A CITY OF BROKEN GLASS is set just before, during and immediately after Kristallnacht, the Night of Broken Glass, when the Nazis declared open warfare on the Jews. Hannah’s fragile world is fraught with hidden and open oppression. What effect does this have on her romance with Lars Lang?

I don’t think that Hannah and Lars would have had a romance under ‘normal’ circumstances. Lars is a dark and complicated man, and Hannah has struggled to keep her distance from him for the past few books. But circumstances keep pushing them together, and forcing her to rely on him. Lars, of course, has always loved Hannah, but he too is torn between letting her go to find a more stable man, and trying to stay near enough to protect her.

In A CITY OF BROKEN GLASS, Hannah becomes trapped in Berlin and is working on an escape strategy while helping search for Ruth, the missing toddler of her Jewish friend Paul, who disappeared during the deportation. Hannah risks staying in Berlin too long because she cannot turn her back on the little girl. What is it about Ruth that compels Hannah to expose herself and her family to heightened danger?

Hannah always has a soft spot for children, and Hannah has a soft spot for Paul. Years ago, she and Paul dated and almost married. After their relationship ended, they remained close friends.

When the novel opens, Hannah also makes a promise to Paul’s wife, who is on her deathbed, that she will find the little girl. Hannah can’t let that promise go, no matter the personal danger she faces.

PUBLISHERS WEEKLY noted that in A CITY OF BROKEN GLASS you “poignantly convey the plight of Nazi Germany’s Jews through the story of one child.” What inspired you to build such a dramatic and emotional story around a child?

The short answer is that children were there. They, too, were caught up in the Nazi machinery that would soon lead to their destruction. Ruth is an innocent two year old. She has no resources of her own. If Hannah does not find her and help her, Ruth will die, and Hannah knows it.

A GAME OF LIES, the third novel in the Hannah Vogel series, has recently been released in paperback. As it turns out, the cover model, Boo Paterson, contacted you via Twitter and you learned that she and Hannah have some interesting similarities. What are they, and how do they relate to Hannah?
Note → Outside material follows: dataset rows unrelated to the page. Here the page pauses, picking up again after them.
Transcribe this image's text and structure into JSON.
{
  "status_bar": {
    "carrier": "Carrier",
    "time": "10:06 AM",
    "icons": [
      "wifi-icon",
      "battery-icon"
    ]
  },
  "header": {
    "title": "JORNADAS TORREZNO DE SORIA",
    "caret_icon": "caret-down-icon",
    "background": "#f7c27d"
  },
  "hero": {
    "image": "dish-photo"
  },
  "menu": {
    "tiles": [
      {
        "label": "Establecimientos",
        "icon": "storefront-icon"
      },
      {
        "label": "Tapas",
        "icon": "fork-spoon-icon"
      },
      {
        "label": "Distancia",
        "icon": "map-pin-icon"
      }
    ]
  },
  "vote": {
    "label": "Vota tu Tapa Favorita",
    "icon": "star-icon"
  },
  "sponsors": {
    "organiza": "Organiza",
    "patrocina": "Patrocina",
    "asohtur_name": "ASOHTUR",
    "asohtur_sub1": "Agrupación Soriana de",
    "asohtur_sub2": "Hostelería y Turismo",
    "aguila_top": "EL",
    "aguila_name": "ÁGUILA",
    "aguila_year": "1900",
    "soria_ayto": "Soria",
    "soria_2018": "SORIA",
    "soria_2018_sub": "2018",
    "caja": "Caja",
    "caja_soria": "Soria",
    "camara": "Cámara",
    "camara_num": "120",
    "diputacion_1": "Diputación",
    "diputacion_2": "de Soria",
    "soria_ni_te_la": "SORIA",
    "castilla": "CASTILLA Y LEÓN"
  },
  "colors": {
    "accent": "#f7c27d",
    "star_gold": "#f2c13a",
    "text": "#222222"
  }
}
Isn’t that a wonderful coincidence? Like Hannah, Boo worked as a journalist. Boo is also interested in the 1930s and has a collection of period clothing and furniture (in fact, she is wearing her own 1930s dress in the photograph used on the cover). Sure, Hannah bought those items new, and Boo in antique stores, but the affinity is there.

You are currently working on a collaborative project, BLOOD GOSPEL, with the incredible James Rollins. What has this collaboration taught you about writing that you didn’t already know?

I think it’s opened me up to different ways of telling a story. There’s the way I usually move through a story, the way he usually does, and then the hybrid process that we end up with when working together. It’s been great fun to look at my own assumptions and processes as a writer and compare them with someone else’s who is working on the exact same story and problems, and it’s reminded me there are many ways to approach any given story problem.


Award-winning author Rebecca Cantrell majored in German, Creative Writing, and History at the Freie Universitaet of Berlin and Carnegie Mellon University. She currently lives in Berlin with her husband and son.